Please see the attachment

Author Response File: Author Response.pdf

Round 2

Reviewer 2 Report

The revisions have greatly improved the manuscript. 

line 45: ... starts one or two days after ... 

line 50: ... into a prepupa and ... into a pupa ...

line 52: ... enters diapause ...

line 61: remove "for human"

line 65: "rearing" instead of "raising"

line 120: ... collected after the day of emergence...

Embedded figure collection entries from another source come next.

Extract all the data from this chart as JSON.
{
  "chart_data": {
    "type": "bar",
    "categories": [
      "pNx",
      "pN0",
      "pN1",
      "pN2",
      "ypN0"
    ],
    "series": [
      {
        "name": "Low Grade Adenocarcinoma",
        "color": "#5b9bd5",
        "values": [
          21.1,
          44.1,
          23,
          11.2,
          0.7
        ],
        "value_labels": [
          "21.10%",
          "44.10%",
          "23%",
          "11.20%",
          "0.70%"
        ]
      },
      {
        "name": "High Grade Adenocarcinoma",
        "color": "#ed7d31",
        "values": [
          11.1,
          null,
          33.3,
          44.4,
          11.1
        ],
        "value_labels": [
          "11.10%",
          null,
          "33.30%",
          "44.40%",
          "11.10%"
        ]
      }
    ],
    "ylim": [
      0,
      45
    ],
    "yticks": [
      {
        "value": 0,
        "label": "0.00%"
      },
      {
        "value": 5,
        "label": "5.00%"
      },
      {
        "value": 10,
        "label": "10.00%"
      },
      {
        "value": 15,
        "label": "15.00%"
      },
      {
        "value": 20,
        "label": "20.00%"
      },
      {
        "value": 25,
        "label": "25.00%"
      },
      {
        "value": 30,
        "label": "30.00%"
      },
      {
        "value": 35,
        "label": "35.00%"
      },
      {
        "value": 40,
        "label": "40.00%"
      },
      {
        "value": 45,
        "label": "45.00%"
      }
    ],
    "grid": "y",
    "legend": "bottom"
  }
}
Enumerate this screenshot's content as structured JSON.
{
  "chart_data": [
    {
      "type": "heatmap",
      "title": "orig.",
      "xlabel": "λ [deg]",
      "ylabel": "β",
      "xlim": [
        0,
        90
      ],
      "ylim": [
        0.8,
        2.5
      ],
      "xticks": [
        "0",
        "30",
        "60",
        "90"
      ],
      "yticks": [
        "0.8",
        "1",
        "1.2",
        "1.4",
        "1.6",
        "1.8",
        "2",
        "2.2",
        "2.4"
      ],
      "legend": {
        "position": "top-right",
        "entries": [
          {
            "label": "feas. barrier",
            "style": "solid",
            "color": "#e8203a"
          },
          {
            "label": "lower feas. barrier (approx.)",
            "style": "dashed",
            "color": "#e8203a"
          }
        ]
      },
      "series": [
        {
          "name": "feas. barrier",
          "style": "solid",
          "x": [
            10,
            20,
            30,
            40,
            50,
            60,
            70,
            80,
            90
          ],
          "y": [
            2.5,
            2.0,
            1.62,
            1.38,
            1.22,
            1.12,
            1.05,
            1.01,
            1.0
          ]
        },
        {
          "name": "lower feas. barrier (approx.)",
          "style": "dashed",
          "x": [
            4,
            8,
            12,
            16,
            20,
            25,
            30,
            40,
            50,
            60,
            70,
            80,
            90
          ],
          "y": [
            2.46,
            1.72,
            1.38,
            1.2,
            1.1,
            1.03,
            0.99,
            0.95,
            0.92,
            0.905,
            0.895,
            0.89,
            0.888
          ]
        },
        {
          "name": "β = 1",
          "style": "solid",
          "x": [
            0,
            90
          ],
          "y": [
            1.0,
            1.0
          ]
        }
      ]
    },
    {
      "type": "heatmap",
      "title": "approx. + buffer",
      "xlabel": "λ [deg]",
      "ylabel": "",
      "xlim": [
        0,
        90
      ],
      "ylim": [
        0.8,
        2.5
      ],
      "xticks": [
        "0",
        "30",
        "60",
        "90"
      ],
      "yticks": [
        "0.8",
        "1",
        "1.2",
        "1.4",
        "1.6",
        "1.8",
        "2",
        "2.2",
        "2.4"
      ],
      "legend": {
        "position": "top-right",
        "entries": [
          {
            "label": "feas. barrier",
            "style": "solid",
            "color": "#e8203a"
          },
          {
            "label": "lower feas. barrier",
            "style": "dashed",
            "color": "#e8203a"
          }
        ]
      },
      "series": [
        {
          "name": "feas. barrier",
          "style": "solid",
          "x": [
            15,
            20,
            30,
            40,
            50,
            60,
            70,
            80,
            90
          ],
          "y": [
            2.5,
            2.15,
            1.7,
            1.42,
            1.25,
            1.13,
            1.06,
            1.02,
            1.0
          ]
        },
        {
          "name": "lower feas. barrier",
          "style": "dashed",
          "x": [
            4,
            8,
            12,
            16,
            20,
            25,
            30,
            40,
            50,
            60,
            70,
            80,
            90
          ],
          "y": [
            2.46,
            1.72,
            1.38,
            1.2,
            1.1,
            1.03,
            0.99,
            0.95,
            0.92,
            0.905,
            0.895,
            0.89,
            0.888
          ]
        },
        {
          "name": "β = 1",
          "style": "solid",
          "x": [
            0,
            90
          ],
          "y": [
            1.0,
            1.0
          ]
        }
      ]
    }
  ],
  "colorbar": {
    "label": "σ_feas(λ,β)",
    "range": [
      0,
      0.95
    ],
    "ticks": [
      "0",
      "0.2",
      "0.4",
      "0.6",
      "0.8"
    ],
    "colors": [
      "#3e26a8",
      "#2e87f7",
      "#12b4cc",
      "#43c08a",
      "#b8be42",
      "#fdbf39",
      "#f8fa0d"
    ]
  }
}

line 133: The camera .... 

line 139: What kind of problems are you referring to here? Could the deliberate exclusion of those (or some of those) videos have biased your analyses and conclusions? 

line 311: ... frequency of single long ....

line 317: ... emerged within a few days ... 

line 338: ... female to either accept .... 

 

Reviewer 3 Report

You present only minor revisions that do not overcome the methodological problems of the study. And you did not even revise the terminology used (e.g. “short copulations”, “scratching” instead of post-copulatory display). Data on the “history” of your test animals are still missing (time after emergence of females and males). You have added the average duration time of the different action modules but do present an analysis, whether and how the actual duration of a module has an impact on the result of the following mating attempt. There is still no indication from the Markov chain analysis, what module is important for the success of the copulation attempt and how to forecast the result of a courtship. What is the difference in the behavior of successful and unsuccessful males?

The reference list is still inflated by a lot of citations that do not contribute to the theme. You have added some missing references that address the importance of vibrations in Osmia mating, but you do not draw the proper consequences for your study. One paper describing the mating behavior of Osmia bicornis (that is very similar not to say identical to O. cormuta) is still missing. Instead, you cite a Phd-thesis that is not available for readers.

As you have provided only some minor revisions, I could repeat most of the points I suggested in the review of the first version. And last but not least: please answer the question raised in the title and indicate the effect of prolonged hibernation on the BEHAVIOR SEQUENCE.